Chinese, US scientists identify ancient mammals with separate hearing, chewing bones


WASHINGTON -- Scientists in China and the United States reported a mammal living more than 120 million years ago, which provides evidence for separation of hearing and chewing modules in the evolution of therian mammals to which all extant mammals, including human beings, belong to.
The study published on Thursday in the journal Science showed that the mammal living in dinosaur's age in Northeast China did not have the bone link between the auditory bones and Meckel's cartilage.
Scientists from the Chinese Academy of Sciences and the American Museum of Natural History reconstructed 3D skeletal morphologies of the new species called Origolestes lii using high-resolution microtomography.
Skull morphologies, dentitions, jaws, and tooth wear from individuals of the same species show evidence of opening and closing movements during the biting and chewing process as well as jaw yawing and rolling. The multi-directional movements of the lower jaw during chewing are likely to be one of the selection pressures that caused the detachment of the auditory ossicles from the dental bone and the Meckel's cartilage, according to the study.
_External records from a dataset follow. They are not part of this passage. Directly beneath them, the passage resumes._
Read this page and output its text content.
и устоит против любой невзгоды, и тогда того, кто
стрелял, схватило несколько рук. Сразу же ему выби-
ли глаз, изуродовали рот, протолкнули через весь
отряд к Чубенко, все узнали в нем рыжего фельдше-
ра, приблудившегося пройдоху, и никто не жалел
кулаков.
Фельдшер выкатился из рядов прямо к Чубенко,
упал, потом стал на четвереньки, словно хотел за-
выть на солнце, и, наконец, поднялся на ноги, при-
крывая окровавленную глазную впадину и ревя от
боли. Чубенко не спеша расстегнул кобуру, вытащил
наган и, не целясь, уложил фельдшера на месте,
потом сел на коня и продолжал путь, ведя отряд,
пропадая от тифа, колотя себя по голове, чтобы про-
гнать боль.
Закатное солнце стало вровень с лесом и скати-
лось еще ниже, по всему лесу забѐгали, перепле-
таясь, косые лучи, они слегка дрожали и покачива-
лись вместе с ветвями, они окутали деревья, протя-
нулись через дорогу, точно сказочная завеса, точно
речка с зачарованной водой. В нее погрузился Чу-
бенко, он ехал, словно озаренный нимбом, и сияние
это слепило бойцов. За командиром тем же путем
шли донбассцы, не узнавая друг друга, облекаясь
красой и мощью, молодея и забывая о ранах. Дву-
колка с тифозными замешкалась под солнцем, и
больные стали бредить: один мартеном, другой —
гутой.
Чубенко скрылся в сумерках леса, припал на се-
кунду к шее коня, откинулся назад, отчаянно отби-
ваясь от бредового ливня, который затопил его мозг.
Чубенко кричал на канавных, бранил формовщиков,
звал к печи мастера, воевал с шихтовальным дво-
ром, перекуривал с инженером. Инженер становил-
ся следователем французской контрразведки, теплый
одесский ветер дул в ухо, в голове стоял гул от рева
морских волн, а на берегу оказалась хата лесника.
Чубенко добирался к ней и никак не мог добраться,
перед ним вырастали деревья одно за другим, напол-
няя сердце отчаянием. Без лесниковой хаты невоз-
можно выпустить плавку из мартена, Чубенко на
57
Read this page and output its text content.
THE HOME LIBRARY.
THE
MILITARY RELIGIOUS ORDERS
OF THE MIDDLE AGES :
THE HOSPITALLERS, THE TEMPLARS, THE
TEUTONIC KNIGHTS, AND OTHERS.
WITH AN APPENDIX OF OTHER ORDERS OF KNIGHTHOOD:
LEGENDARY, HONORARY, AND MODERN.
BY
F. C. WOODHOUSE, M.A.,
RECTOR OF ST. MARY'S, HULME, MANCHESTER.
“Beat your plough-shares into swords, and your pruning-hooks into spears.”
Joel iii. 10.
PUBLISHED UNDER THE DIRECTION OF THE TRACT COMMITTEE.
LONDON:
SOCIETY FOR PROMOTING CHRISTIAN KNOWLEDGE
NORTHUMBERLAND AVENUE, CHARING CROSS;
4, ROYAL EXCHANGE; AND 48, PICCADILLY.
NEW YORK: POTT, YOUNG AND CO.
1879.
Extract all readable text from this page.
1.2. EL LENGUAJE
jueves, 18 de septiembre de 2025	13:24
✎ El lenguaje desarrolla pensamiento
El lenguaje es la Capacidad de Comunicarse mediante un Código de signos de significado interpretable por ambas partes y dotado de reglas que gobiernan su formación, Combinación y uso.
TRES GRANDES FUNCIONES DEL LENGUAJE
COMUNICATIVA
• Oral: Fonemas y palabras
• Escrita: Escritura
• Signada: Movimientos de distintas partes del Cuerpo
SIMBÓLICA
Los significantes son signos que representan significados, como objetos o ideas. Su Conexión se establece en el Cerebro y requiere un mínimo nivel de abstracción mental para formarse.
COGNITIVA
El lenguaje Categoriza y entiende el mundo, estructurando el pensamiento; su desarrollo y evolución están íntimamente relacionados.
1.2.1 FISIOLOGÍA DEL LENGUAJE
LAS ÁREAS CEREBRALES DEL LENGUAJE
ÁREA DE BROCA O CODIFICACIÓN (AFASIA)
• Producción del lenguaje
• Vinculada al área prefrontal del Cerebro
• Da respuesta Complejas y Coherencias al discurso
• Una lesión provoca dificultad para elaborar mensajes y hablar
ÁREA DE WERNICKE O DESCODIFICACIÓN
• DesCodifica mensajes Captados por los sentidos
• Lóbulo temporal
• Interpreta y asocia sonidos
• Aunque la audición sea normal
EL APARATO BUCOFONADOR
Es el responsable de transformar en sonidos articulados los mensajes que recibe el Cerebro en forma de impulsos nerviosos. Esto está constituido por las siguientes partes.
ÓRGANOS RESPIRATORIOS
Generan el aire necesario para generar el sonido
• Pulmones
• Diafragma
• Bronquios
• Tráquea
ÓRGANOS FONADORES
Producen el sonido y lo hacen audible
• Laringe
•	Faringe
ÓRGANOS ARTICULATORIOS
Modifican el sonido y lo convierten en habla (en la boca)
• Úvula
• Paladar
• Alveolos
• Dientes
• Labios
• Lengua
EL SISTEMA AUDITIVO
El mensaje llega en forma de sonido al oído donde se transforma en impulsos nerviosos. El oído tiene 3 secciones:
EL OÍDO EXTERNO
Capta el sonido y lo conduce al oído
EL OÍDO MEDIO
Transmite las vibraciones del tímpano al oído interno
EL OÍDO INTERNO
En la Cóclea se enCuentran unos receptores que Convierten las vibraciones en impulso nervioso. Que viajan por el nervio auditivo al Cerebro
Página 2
It signals a more advanced stage in the evolution of the mammalian middle ear, since the decoupled hearing and chewing modules eliminated physical constraints that interfered with each other and possibly increased the capacity of the two modules to evolve.
After the separation, the animal's hearing module may have had greater potential to develop sensitive hearing of high frequency sounds, and the chewing module may have been able to evolve diverse tooth morphologies and occlusal patterns that facilitated consuming different foods, according to the study.